File spoon-archives/baudrillard.archive/baudrillard_1996/96-11-27.192, message 183


Date: Tue, 19 Nov 1996 23:40:04 -0800 (PST)
From: oconnell-AT-oz.net (Mark O'Connell)
Subject: Re: Warhol/sci-fi/turnips


Alan,
>I suggest that you get hold of a copy of Baudrillard's "The Perfect Crime"
>(Verso Press, 1996). It may help to answer some of your questions. It contains
>the essay "Machinic Snobbery". The first 10 pages or so of the book are
>terribly
>dense, but after that it gets a lot easier.

I'll pick it up.

------------------

Julian,

>If I've read B right, the subject can only interpret the world through a
>system of representations.

If the subject is interpreting the world what difference does it make (as
it regards the question) if he's interpreting simulacra/representation or
rocks or sheep or chevrolets?  You've got a subject interpreting the world
in any case you choose. And how is this interpretation not subjective?

>The modernist view of the artist
>expressing herself, or interpreting his world can no longer exist.

This just doesn't follow.  Even if we lived in a world of absolute
illussion there'd be people interpreting that illusion in their own
peculiar ways. Maybe that's what we're all doing right now.
Any statement I make is an expression of my subjective interpretation, as
is any piece I create. At least that seems to be the case.  What am I
missing???

>The
>representation of aesthetics, rather than  *an* aesthetic becomes the
>operational mode.

I'm not clear on this. Could you say more?

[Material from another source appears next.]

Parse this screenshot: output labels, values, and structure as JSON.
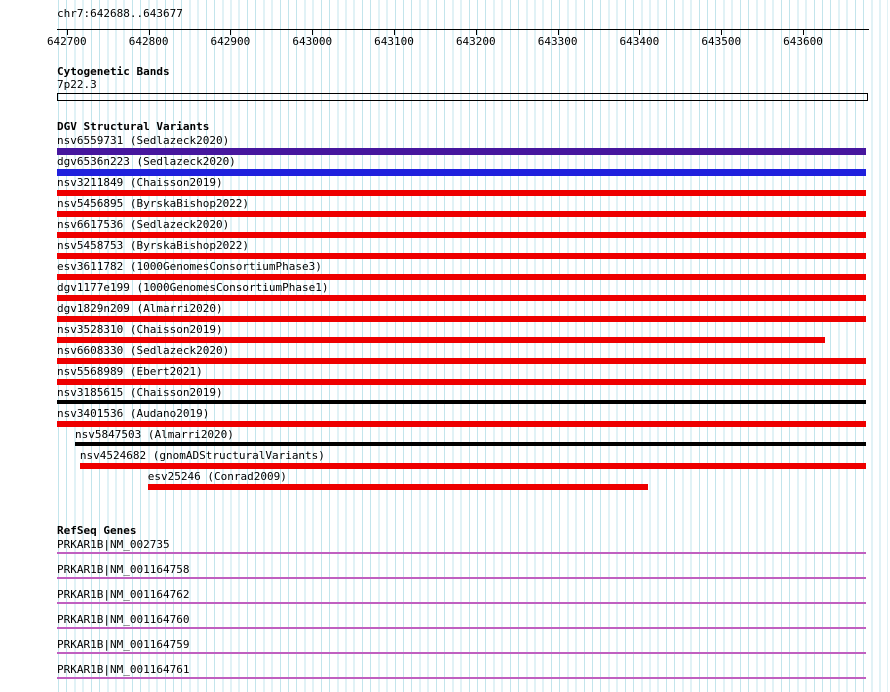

>I'm currently looking at how the arts  ed system in the uk is now so
>institutionalised and divorced from a postmod society that it is now a
>represenation of art.

This as well. I don't quite get it.  How is the arts ed system a
representation of art?

--------

Adam,

>I do not claim to know what B. says on this, but I feel, as an artist
>     and a friend of many artists, that "primal ritualism" is about process
>     as opposed to result. There are many artists for whom process is the
>     art, art is the process and the "thing" left over, the artifact, is a
>     byproduct.
>

I got the impression that the primal ritualism stuff had more to do with
fetishism then process. The idea of a fetish is one I really haven't
explored (no I'm not being coy) (at least I don't think so) (well, not in
any scholarly way anyway...) anyhow-   what's you're take on this?